Yesterday, Devan and I had very little to do in rehearsal, so on our way back from buying skulls in the Halloween store, Devan very patiently let me pull her into church for the free organ meditation they do at 4 pm, to sit in, just for a little while. We left, maybe 15 minutes later, GREATLY INFORMED about the world of Hamlet. In New York City, it’s easy forget what it is to be concerned with a higher power than the *~*individual*~*. Go sometime this week hear some music played by a musically generous *~*individual*~*. It will assuredly do one of the following: 1) unlock something for you about the play, 2) unlock something for you about life, 3) be a nice place to sit quietly for a bit, for free.
Stop by, sit in the back. Stay for 5 minutes or an hour. Bring a dry food good or toiletry if you can. It’s three blocks north of Tisch.
And look what was on the back of the program they handed out.
Luckily, as Louis was saying, “A very good night, once again. I’m worried about saying that,” the hubbub of cleanup had already begun, so the sense of reward after a rigorous evening was lost in the shuffle. Unluckily, I’ve put it here anyway–positive notes can be so awful. Praise for a nice product feels so good, that I go for the feeling again, rather than committing to the work that led me there–the quickest route to failure. But failure is a valuable currency, as Keith Johnstone expressed in the youtube video. “Start with the fear.” This “universal phobia about being looked at.” Or: self-consciousness. Could a great enemy be a great ally–the portal into the study of these most micro and personal ways of breaking it all down? If you have time: read the first chapter of Ann Bogart’s “A Director Prepares”.
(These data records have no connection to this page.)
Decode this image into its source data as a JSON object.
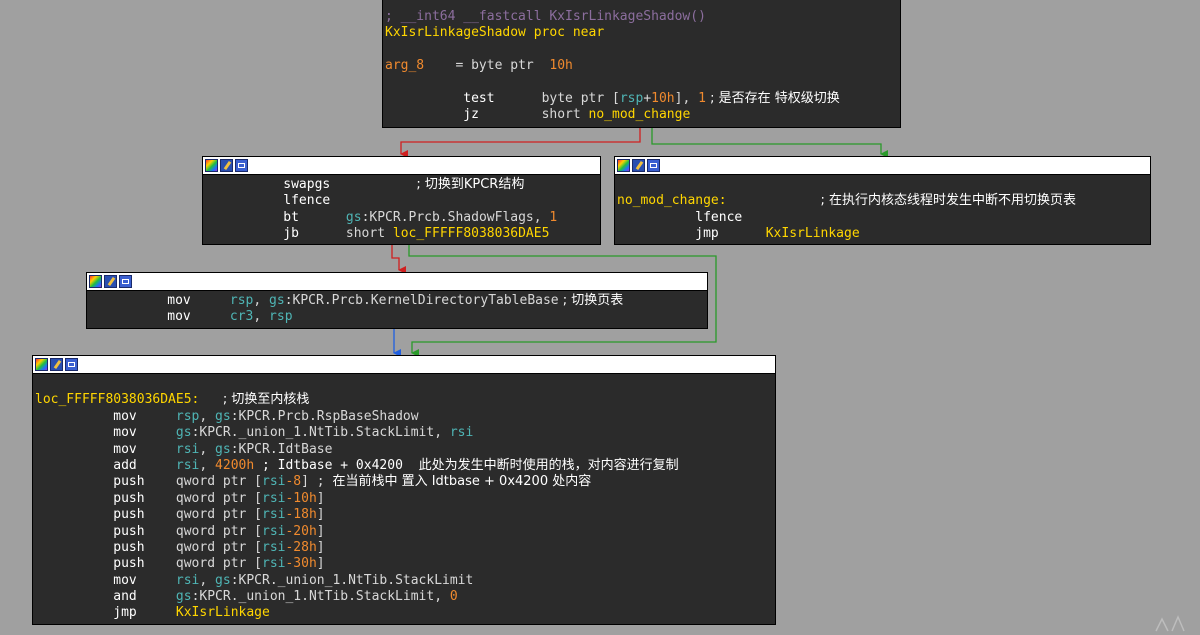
{
  "colors": {
    "background": "#a0a0a0",
    "node_bg": "#2b2b2b",
    "edge_true": "#2a9a2a",
    "edge_false": "#d02020",
    "edge_uncond": "#2060e0",
    "comment": "#8c6e9e",
    "label": "#ffd600",
    "register": "#4fb5b5",
    "number": "#f08a2e"
  },
  "node_header_icons": [
    "palette-icon",
    "edit-icon",
    "graph-icon"
  ],
  "node1": {
    "l1": "; __int64 __fastcall KxIsrLinkageShadow()",
    "l2": "KxIsrLinkageShadow proc near",
    "l4a": "arg_8",
    "l4b": "= byte ptr",
    "l4c": "10h",
    "l5_ins": "test",
    "l5a": "byte ptr [",
    "l5b": "rsp",
    "l5c": "+",
    "l5d": "10h",
    "l5e": "], ",
    "l5f": "1",
    "l5g": " ; 是否存在 特权级切换",
    "l6_ins": "jz",
    "l6a": "short ",
    "l6b": "no_mod_change"
  },
  "node2": {
    "l1_ins": "swapgs",
    "l1_cm": "; 切换到KPCR结构",
    "l2_ins": "lfence",
    "l3_ins": "bt",
    "l3a": "gs",
    "l3b": ":KPCR.Prcb.ShadowFlags, ",
    "l3c": "1",
    "l4_ins": "jb",
    "l4a": "short ",
    "l4b": "loc_FFFFF8038036DAE5"
  },
  "node3": {
    "l2a": "no_mod_change:",
    "l2b": "; 在执行内核态线程时发生中断不用切换页表",
    "l3_ins": "lfence",
    "l4_ins": "jmp",
    "l4a": "KxIsrLinkage"
  },
  "node4": {
    "l1_ins": "mov",
    "l1a": "rsp",
    "l1b": ", ",
    "l1c": "gs",
    "l1d": ":KPCR.Prcb.KernelDirectoryTableBase",
    "l1e": " ; 切换页表",
    "l2_ins": "mov",
    "l2a": "cr3",
    "l2b": ", ",
    "l2c": "rsp"
  },
  "node5": {
    "label": "loc_FFFFF8038036DAE5:",
    "label_cm": "; 切换至内核栈",
    "lines": [
      {
        "ins": "mov",
        "a": "rsp",
        "b": ", ",
        "c": "gs",
        "d": ":KPCR.Prcb.RspBaseShadow",
        "e": "",
        "f": ""
      },
      {
        "ins": "mov",
        "a": "gs",
        "b": ":KPCR._union_1.NtTib.StackLimit, ",
        "c": "rsi",
        "d": "",
        "e": "",
        "f": ""
      },
      {
        "ins": "mov",
        "a": "rsi",
        "b": ", ",
        "c": "gs",
        "d": ":KPCR.IdtBase",
        "e": "",
        "f": ""
      },
      {
        "ins": "add",
        "a": "rsi",
        "b": ", ",
        "c": "4200h",
        "d": " ; Idtbase + 0x4200  ",
        "e": "此处为发生中断时使用的栈，对内容进行复制",
        "f": ""
      },
      {
        "ins": "push",
        "a": "qword ptr [",
        "b": "rsi",
        "c": "-8",
        "d": "] ; ",
        "e": "在当前栈中 置入 Idtbase + 0x4200 处内容",
        "f": ""
      },
      {
        "ins": "push",
        "a": "qword ptr [",
        "b": "rsi",
        "c": "-10h",
        "d": "]",
        "e": "",
        "f": ""
      },
      {
        "ins": "push",
        "a": "qword ptr [",
        "b": "rsi",
        "c": "-18h",
        "d": "]",
        "e": "",
        "f": ""
      },
      {
        "ins": "push",
        "a": "qword ptr [",
        "b": "rsi",
        "c": "-20h",
        "d": "]",
        "e": "",
        "f": ""
      },
      {
        "ins": "push",
        "a": "qword ptr [",
        "b": "rsi",
        "c": "-28h",
        "d": "]",
        "e": "",
        "f": ""
      },
      {
        "ins": "push",
        "a": "qword ptr [",
        "b": "rsi",
        "c": "-30h",
        "d": "]",
        "e": "",
        "f": ""
      },
      {
        "ins": "mov",
        "a": "rsi",
        "b": ", ",
        "c": "gs",
        "d": ":KPCR._union_1.NtTib.StackLimit",
        "e": "",
        "f": ""
      },
      {
        "ins": "and",
        "a": "gs",
        "b": ":KPCR._union_1.NtTib.StackLimit, ",
        "c": "0",
        "d": "",
        "e": "",
        "f": ""
      },
      {
        "ins": "jmp",
        "a": "KxIsrLinkage",
        "b": "",
        "c": "",
        "d": "",
        "e": "",
        "f": ""
      }
    ]
  }
}
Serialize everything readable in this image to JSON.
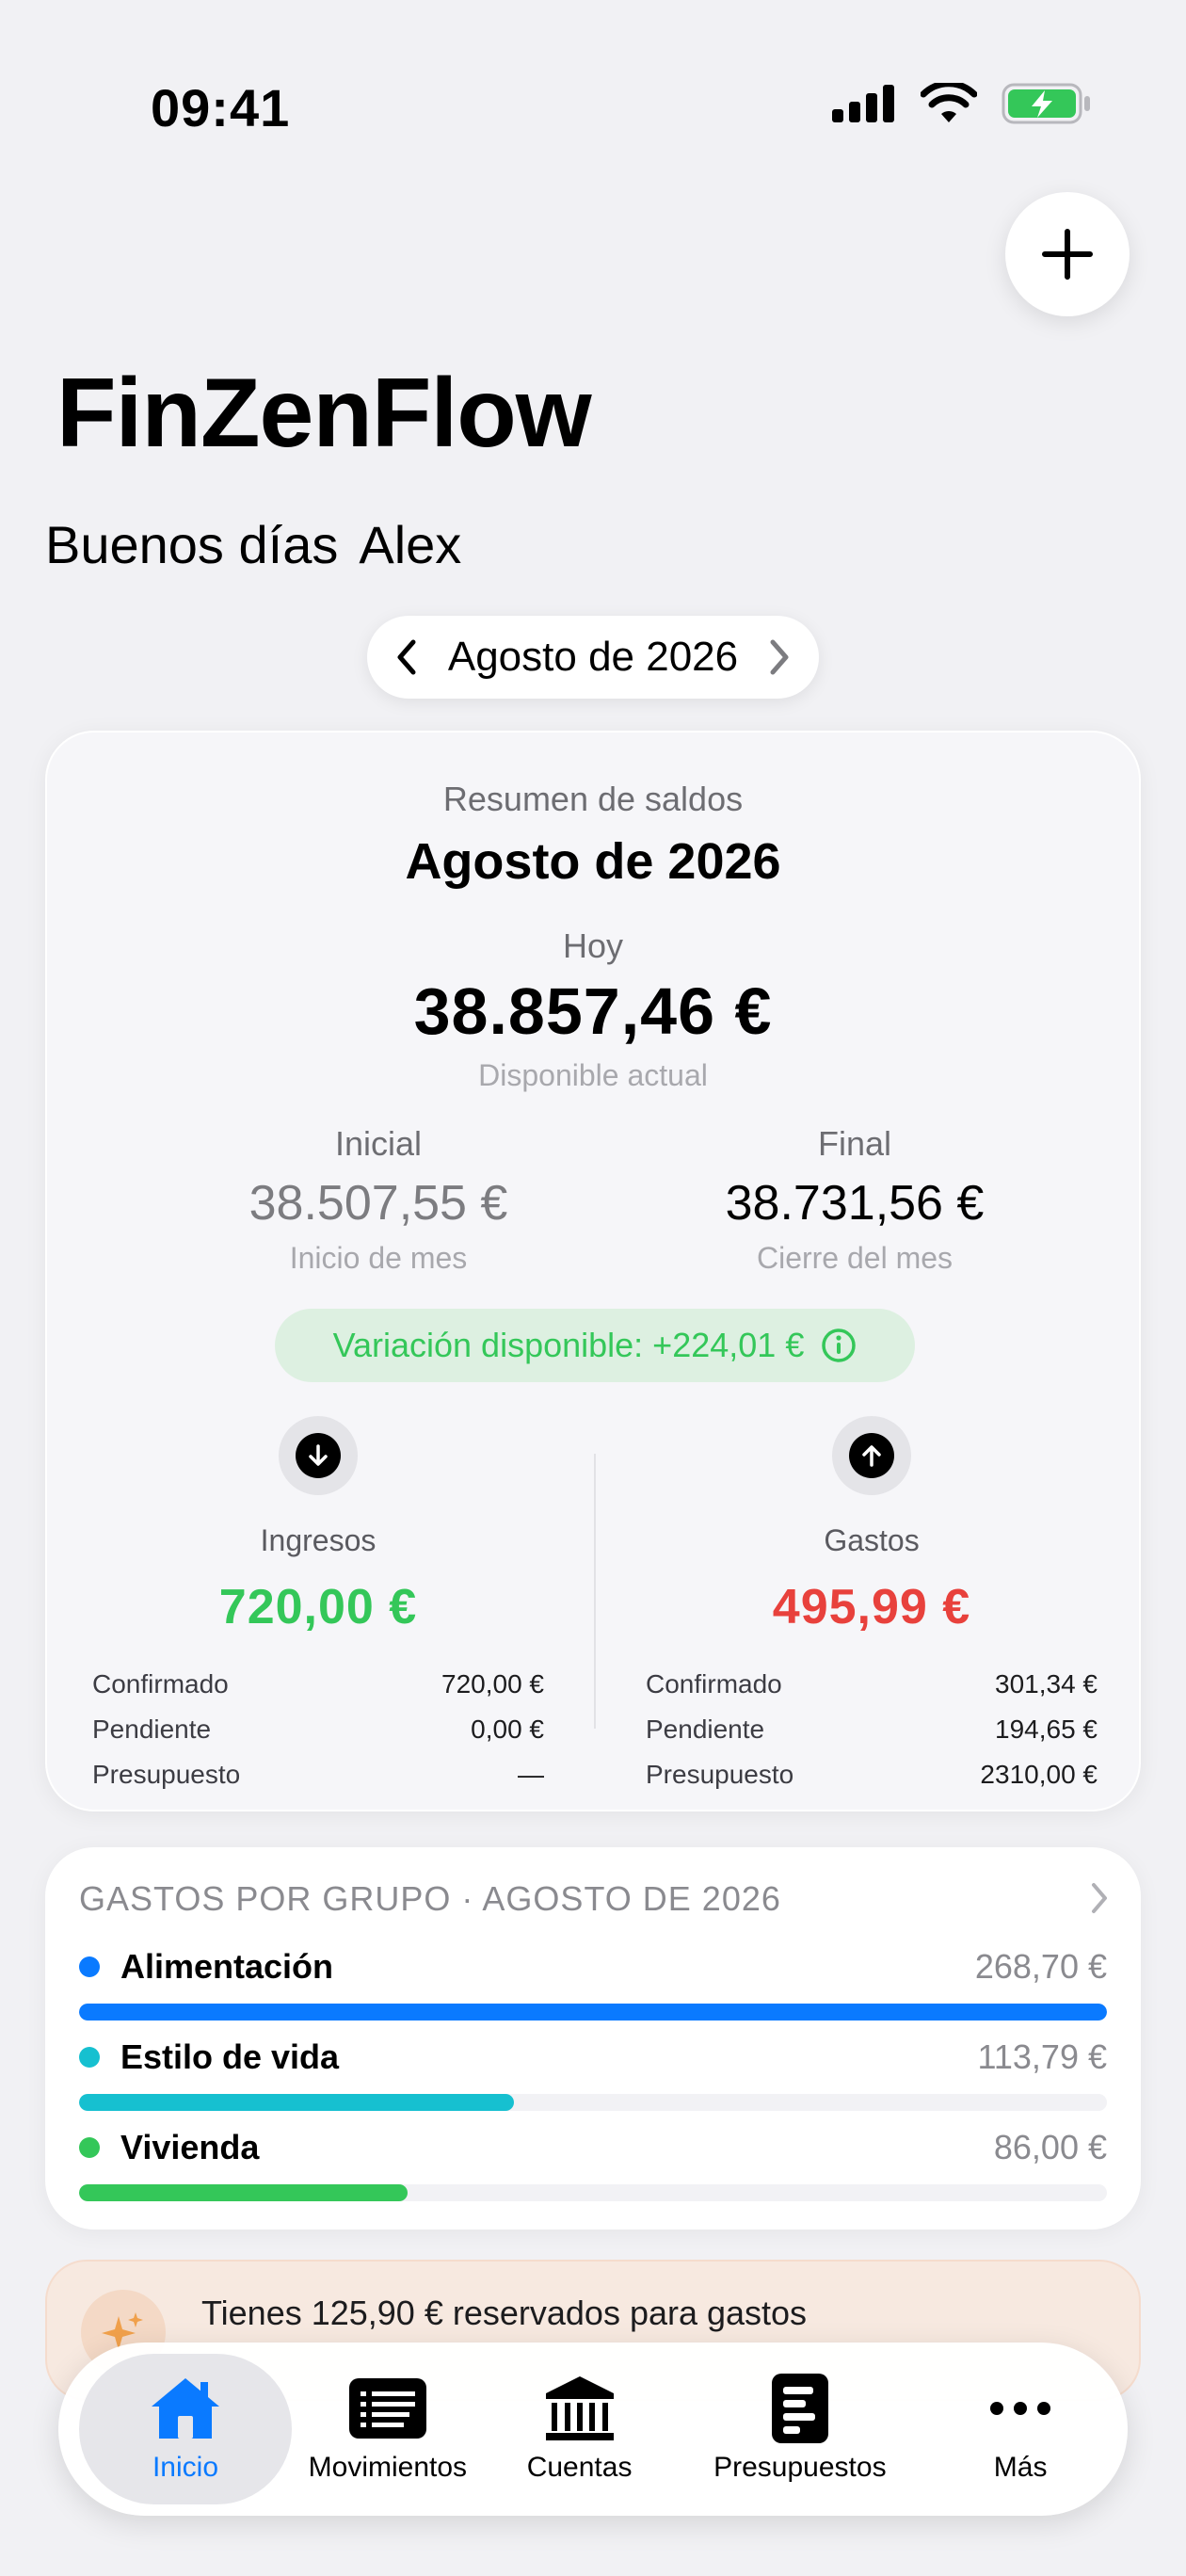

Your pain is the breaking of the shell that encloses your understanding.
Even as the stone of the fruit must break, that its heart may stand in the sun, so must you know pain.
And could you keep your heart in wonder at the daily miracles of your life, your pain would not seem less wondrous than your joy;
And you would accept the seasons of your heart, even as you have always accepted the seasons that pass over your fields.
And you would watch with serenity through the winters of your grief.